Democratic Sen. Ben Nelson of Nebraska will announce today that he is retiring after two terms, a serious blow to Democratic efforts to hold on to their majority in the chamber next November.
Nelson is scheduled to hold a press conference back home in Nebraska as early as today to make his decision official, said several Democratic insiders close to the leadership.
The 70-year-old Nelson was considered one of the most endangered Democratic incumbents this cycle. GOP-affiliated outside groups have already dumped hundreds of thousands of dollars into TV ads bashing Nelson, while the Democratic Senatorial Campaign Committee spent over $1 million on its own ad blitz to bolster his image.
The White House and top Senate Democrats, including Majority Leader Harry Reid of Nevada and Chuck Schumer of New York, had quietly mounted a pressure campaign to keep Nelson from retiring. Nelson has more than $3 million in his campaign war chest, and his approval rating solidified after falling over the last several years. Nelson can give unlimited amounts to the DSCC from his reelection fund, Democratic sources noted.
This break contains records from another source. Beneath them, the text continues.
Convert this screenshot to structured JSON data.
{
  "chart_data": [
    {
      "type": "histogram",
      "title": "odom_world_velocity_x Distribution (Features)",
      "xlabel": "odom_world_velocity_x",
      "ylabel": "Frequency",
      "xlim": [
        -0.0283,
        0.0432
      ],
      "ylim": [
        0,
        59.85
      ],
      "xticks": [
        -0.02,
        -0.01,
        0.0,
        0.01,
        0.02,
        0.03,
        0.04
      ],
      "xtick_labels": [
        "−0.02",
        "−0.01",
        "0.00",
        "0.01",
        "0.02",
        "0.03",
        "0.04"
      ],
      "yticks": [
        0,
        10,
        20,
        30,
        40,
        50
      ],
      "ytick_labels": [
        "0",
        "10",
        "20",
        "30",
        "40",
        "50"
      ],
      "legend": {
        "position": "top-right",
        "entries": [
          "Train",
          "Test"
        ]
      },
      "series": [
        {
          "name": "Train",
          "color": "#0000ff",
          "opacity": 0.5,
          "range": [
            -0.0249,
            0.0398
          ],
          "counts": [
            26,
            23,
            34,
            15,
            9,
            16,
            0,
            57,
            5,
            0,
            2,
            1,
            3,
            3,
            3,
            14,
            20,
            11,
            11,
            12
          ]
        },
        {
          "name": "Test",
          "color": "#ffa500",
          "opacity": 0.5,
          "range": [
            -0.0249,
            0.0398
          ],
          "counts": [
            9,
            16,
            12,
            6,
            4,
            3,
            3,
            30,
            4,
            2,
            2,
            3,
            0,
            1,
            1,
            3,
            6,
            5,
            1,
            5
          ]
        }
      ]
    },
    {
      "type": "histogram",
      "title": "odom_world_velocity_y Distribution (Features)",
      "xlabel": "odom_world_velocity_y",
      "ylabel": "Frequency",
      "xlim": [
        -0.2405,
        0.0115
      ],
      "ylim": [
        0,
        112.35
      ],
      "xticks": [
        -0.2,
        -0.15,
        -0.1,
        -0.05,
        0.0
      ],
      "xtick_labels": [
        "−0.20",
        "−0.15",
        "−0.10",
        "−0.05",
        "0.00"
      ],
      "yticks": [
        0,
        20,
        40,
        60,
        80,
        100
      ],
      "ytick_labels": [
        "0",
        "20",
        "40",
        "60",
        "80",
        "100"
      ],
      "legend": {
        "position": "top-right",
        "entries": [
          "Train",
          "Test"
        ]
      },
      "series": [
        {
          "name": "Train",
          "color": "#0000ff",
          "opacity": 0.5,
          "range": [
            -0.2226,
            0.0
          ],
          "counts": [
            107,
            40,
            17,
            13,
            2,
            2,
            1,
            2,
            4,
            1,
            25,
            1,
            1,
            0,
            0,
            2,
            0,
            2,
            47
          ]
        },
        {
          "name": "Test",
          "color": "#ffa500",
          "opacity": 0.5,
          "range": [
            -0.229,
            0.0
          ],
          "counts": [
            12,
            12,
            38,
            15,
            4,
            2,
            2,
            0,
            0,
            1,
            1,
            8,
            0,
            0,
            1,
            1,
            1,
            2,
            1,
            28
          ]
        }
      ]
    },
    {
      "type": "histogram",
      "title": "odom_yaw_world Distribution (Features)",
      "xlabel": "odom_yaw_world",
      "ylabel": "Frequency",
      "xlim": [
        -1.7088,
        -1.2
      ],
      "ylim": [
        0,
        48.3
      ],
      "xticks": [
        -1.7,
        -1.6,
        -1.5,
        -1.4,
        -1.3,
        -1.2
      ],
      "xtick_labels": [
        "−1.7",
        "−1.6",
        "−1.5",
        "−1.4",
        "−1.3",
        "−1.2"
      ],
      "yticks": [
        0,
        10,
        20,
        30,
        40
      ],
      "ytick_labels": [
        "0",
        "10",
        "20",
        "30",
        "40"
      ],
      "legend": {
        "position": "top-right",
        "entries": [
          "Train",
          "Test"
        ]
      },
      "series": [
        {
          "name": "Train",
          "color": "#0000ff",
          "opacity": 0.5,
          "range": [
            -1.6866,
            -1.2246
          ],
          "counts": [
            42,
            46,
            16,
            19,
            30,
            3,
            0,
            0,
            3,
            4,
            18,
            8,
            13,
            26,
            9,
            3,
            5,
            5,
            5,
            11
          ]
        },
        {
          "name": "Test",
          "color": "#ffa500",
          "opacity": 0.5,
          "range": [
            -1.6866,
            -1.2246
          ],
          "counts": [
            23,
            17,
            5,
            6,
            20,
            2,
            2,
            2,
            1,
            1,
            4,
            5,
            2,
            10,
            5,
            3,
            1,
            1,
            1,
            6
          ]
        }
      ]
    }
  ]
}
Nelson, a Nebraska native and former insurance industry executive, had forged a reputation inside the Senate as one of the most moderate Democrats, sometimes to the frustration of his more liberal colleagues. He supported the Bush tax cuts in 2001, yet also backed President Barack Obama’s $787 billion stimulus package in 2009, as well as the Democrats’ signature health-care bill.
But with Nelson stepping down, the Democrats’ hold on the Senate is in serious doubt, although Democratic leaders believe they can still do so. Republicans are expected to pick up control of the Cornhusker State seat, although popular former Sen. Bob Kerrey (D) has been seen as a possible candidate to run again by top Democrats.
Other vulnerable Democrats like Sen. Claire McCaskill (Mo.) and Jon Tester (Mont.) also face difficult — although winnable — reelection fights.